Paper Boats

Above Jugglers Artspace on Brunswick Street in Fortitude Valley is a large-scale mural by Brisbane street artist Guido Van Helten. It features a black and white image of a man whose contemplative gaze is directed above and beyond the bustling street and surrounding rooftops. Helten created this tangible image from a photograph and subsequent drawing on paper. Like most of his works, which are painted on water towers, reactors, building facades, and other public spaces around the world, the mural captures the man’s inner essence, and provides a gateway into exploring his story.
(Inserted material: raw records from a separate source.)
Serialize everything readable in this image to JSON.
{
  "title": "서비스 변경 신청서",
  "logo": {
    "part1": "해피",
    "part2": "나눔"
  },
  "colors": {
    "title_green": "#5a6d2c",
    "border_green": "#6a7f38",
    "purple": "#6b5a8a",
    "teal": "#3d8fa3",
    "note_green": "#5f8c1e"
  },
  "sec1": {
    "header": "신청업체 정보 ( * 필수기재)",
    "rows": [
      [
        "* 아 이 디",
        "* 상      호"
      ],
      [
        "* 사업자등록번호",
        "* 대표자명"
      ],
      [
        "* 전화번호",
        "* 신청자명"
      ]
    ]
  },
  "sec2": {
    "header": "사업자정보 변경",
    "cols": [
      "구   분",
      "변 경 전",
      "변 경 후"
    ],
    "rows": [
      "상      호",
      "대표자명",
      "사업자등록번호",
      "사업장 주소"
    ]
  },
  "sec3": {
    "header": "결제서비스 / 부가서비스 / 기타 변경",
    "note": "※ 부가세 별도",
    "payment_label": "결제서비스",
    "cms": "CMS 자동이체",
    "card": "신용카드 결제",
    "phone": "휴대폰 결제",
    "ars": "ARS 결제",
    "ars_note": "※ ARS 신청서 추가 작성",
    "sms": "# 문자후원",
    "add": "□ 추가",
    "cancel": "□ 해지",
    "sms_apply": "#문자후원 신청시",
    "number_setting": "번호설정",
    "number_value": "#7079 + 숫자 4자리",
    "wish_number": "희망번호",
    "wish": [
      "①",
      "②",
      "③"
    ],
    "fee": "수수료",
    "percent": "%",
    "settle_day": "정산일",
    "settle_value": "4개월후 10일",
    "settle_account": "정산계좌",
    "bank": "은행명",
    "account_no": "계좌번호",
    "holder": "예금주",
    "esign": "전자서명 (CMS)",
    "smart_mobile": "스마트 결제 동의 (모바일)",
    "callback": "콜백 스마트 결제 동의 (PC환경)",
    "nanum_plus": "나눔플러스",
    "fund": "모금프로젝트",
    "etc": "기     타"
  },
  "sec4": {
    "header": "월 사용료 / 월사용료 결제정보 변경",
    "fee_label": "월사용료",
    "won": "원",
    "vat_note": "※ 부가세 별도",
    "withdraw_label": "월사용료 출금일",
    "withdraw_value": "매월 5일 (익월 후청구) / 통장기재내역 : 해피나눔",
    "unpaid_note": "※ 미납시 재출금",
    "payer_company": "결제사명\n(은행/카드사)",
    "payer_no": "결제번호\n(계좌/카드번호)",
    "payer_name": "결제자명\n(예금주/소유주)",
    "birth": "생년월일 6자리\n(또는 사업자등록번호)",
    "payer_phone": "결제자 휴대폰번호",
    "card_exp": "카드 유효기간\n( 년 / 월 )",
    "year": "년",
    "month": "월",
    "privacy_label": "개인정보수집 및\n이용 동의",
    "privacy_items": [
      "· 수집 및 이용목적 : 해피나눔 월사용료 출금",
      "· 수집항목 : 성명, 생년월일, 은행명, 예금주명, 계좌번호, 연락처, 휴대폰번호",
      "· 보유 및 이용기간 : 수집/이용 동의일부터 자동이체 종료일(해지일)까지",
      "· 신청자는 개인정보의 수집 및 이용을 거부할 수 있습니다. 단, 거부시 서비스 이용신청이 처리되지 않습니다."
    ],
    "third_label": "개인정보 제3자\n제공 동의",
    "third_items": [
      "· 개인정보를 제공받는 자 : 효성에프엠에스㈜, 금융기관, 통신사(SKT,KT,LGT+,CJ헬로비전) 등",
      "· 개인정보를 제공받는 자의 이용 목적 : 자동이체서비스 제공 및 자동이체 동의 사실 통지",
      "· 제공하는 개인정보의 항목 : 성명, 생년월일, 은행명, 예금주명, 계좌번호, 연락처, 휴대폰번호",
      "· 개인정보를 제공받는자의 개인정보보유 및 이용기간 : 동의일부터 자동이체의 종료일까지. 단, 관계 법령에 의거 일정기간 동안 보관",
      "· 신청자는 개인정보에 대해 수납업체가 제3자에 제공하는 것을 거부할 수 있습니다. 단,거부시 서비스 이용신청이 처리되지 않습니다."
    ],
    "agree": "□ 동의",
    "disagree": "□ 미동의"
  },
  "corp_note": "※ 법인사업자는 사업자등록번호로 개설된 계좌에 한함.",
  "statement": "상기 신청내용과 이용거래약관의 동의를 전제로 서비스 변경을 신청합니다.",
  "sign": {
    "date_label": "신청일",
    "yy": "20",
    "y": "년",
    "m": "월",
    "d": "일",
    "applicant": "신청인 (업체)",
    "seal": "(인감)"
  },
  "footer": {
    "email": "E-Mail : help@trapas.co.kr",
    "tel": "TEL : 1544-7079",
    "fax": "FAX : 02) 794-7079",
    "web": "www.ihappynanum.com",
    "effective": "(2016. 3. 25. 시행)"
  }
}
It is the story Sha Sarwari.

Sha Sarwari is a former Hazara refugee from the Ghazni province in central Afghanistan. He made the long and treacherous journey to Australia in 1999, and after spending seven months in detention was relocated to Brisbane. It was here that Sha began his practice as a visual artist. He uses this practice to create multifaceted artworks that help him to understand and come to terms with his experiences, as well as to reflect upon the broader social and political issues affecting refugees and asylum seekers.

The multifaceted nature of Sha’s artworks can be seen in his ongoing boat and postcard projects. Here, he took the potent symbol of a boat and recreated it using newspaper and cardboard. When referenced in relation to refugees and asylum seekers, this familiar object conjures up a myriad of catch phrases and headlines such as ‘stop the boats,’ ‘turn the boats around,’ ‘illegal people,’ ‘queue jumpers,’ and ‘security threat.’ The newspapers Sha selected featured these generalised mass media headlines. To counteract their claims and provide a personal insight into the plight of forced migrants, Sha concealed the words with a hand written script of his own story of arriving in Australia and his time in detention. He then took a photograph of this multi-layered object and turned it into a postcard, which he distributed around the suburbs of Brisbane, asking people to return to sender their thoughts on refugees and asylum seekers. The few responses he received were mainly positive, and these were displayed in his 2015 exhibition at Jugglers Artspace, alongside those that remained blank, or as captured in their title, reference a silent conversation. This ongoing process of taking a singular object and recreating it into a series of alternative forms, allows for an endless conversation that reflects the personal and collective complexities and perceptions of refugees and asylum seekers.

The most recent addition to Sha’s project was a ceremonial burning of the paper boat. This overtly symbolic and moving moment occurred in the early hours of the morning on a deserted beach in northern New South Wales. With the light of a full moon, Sha and his wife Affifa dragged the boat onto the beach, and as the sun began to rise, covered it in turps, set it alight, and watched it burn. This powerful act encompassed Sha’s journey to Australia, where there were boats, destruction, flames, and fire. Despite this, it was an incredibly peaceful and contemplative process that allowed Sha to come to terms with what happened, let some of the pieces go, but never forget them. He captured this inability to forget through collecting jars of ash, which will now be used to continue the project.

Art is a powerful medium for both reflecting reality and imagining an alternative. It is the space or tension between these states, where the transformative ability of art lies. This tension is not only seen in the burning of the boat, but in Helten’s mural. The painting, which was created from a photograph and drawing on paper, references both the paper boat and the layered nature of Sha’s art practice. Helten creased and folded the drawing of Sha into an origami boat. The delicate construction was then unfolded, and it is this image, with its intimate creases and folds, that Helten recreates in his mural. The process of unfolding, similar to that of burning, marks a coming to terms with, exploring, discovering, and letting go, and yet, the presence of the paper’s crinkly surface, like the ash that remains from the boat, reveals that our experiences can never be forgotten, but instead become part of who we are.

Helten’s mural captures the personal story of Sha Sarwari – a story that refugees and asylum seekers can both relate to, and use as a symbol of hope as they embark on a journey to create a new life in a foreign land.